One way to make refinancing work is to refinance for more than the balance remaining on your old mortgage. In the mortgage industry this is known as “cashing out” or tapping into your home equity. With favorable rates, you may be able to do so without adding to your monthly outlay. For example, at 8.5%, the payment on a $200,000, 25-year fixed rate mortgage is $1,538. But at 7.5%, that same payment lets you borrow nearly $20,000 more.

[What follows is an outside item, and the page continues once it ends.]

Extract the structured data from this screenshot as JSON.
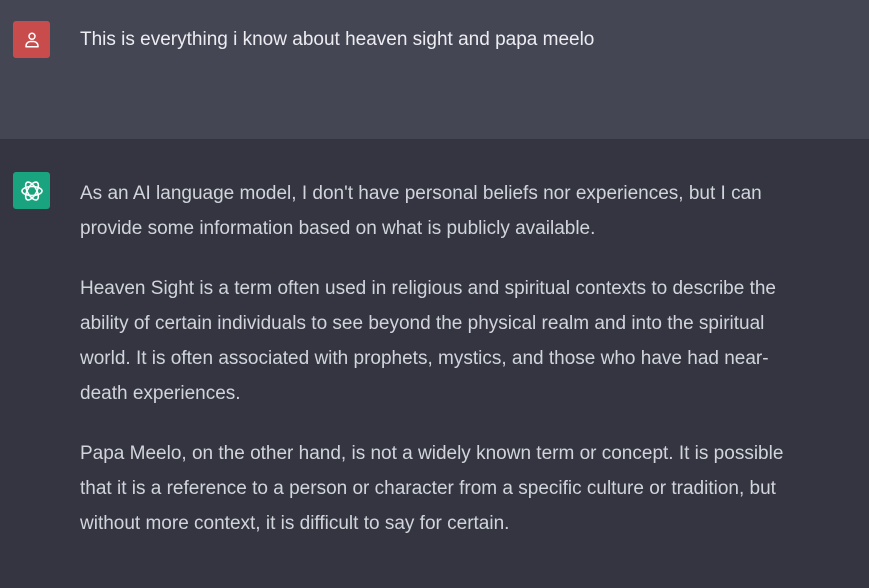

So now you have $20,000.00 what do you do with it; pay off any higher rate loans. For example you have a car loan for $15,000.00 at 10% and a credit card balance of $10,000.00 at a rate of 17%. Your total monthly payments on these debts would be $680.00. If you refinance your mortgage; taking $25,000.00 to pay off the car loan and credit card debt and the refinance rate is 7.5% your additional monthly payment would be $175.00 saving you $505.00 a month. That is your previous payment of $680.00 minus your increase in your mortgage payment of $175.00 saves you $505.00.
This is of course the best use of the extra money, but doesn't have to be the only option. When the Smiths swapped their ARM for a fixed rate last July, they also increased their mortgage load by $34,000, from $106,000 to $140,000. They used $3,000 of the proceeds to pay their refinancing costs and another $17,000 to pay off a 10% home equity loan, which had been costing them $250 a month. Then they spent the remaining $14,000 to build a garage for Steve's woodworking shop, and they did all this for just another $19 a month.